I'm not harping on this to be mean. Downside management matters. That seems to have gone out the door around cryptocurrencies. These bankers made something if the deal failed and a lot more if it went through. Cryptocurrency investors had no such levers with which to manage downside risk (apart from limiting exposure). Savvy investors (and bankers) get rightfully suspicious at all-or-nothing propositions like the one cryptos collectively pitched.

1 comments

Certainly, the networking and prestige of being involved in that deal has value.
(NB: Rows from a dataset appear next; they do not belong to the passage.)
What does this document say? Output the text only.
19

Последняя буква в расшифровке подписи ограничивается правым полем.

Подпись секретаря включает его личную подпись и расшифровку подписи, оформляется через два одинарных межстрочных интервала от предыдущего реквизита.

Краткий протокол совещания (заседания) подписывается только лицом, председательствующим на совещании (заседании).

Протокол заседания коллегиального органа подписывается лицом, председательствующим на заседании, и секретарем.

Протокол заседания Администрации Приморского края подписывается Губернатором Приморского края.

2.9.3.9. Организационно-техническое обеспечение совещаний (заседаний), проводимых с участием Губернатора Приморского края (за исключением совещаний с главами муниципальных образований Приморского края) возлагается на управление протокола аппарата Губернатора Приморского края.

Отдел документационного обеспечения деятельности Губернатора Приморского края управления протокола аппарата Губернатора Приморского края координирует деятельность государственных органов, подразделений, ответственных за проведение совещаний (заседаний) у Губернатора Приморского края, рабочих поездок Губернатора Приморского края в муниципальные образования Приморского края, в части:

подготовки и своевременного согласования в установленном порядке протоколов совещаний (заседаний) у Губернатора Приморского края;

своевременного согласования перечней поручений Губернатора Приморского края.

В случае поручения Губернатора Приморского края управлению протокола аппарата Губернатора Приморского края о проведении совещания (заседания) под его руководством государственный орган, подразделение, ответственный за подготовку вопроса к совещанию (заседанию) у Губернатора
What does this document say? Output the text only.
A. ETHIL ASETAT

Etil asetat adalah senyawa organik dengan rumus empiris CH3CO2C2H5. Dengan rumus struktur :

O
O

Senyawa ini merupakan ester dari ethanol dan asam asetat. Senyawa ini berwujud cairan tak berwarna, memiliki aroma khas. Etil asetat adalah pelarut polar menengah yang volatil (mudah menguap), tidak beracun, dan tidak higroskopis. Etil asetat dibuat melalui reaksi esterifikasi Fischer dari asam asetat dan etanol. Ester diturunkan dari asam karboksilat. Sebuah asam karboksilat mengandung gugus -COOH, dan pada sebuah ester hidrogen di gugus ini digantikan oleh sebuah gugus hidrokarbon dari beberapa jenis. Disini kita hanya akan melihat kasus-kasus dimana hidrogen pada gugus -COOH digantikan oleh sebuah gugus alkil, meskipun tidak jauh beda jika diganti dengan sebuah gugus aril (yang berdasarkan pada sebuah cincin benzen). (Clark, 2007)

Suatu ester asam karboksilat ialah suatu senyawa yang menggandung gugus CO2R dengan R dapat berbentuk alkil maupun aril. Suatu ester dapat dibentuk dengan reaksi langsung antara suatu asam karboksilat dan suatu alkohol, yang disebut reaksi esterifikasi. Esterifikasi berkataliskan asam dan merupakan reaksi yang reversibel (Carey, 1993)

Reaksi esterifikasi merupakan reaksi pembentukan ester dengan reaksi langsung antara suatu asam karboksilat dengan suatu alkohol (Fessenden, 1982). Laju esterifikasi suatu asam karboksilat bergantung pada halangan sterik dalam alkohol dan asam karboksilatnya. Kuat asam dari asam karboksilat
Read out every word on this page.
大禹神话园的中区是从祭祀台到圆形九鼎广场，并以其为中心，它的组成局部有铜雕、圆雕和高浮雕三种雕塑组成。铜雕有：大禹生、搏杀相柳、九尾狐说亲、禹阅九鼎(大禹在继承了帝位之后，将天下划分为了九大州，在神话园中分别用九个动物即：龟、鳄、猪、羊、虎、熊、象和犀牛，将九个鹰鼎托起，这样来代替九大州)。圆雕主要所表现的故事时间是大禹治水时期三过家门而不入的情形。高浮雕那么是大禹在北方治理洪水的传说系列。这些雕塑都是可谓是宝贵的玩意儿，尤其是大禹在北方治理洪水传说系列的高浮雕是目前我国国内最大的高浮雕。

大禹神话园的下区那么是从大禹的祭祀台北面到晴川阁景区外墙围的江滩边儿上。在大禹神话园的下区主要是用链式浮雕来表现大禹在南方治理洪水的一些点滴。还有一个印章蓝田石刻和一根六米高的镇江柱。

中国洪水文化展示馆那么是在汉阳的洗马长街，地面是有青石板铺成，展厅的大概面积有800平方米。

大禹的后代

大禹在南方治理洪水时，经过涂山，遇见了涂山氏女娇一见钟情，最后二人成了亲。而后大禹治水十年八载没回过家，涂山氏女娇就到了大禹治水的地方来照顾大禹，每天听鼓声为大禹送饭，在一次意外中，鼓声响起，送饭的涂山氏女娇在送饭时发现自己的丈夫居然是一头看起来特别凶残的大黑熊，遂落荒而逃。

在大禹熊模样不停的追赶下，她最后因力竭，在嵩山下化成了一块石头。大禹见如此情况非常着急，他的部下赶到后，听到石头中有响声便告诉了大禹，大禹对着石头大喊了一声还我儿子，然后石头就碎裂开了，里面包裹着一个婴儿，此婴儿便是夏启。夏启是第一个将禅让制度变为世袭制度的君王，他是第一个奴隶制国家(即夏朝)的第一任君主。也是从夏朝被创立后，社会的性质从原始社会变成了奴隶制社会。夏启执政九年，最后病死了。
But personally I'd still be disappointed having to stay up preparing a deck until 4am that ultimately led nowhere.

But, again, I'm still a little confused why we're bending over backwards to try to relate this back to crypto somehow? Are there not enough crypto discussions on HN already?

> I'd still be disappointed having to stay up preparing a deck until 4am that ultimately led nowhere

Disappointed but not devastated.

> I'm still a little confused why we're bending over backwards to try to relate this back to crypto somehow?

I think it's one commenter. Unfortunately, it reflects a prevalent (and wrong) hypothesis from the cryptocurrency community that the investment risks inherent to cryptocurrency are normal. They're not.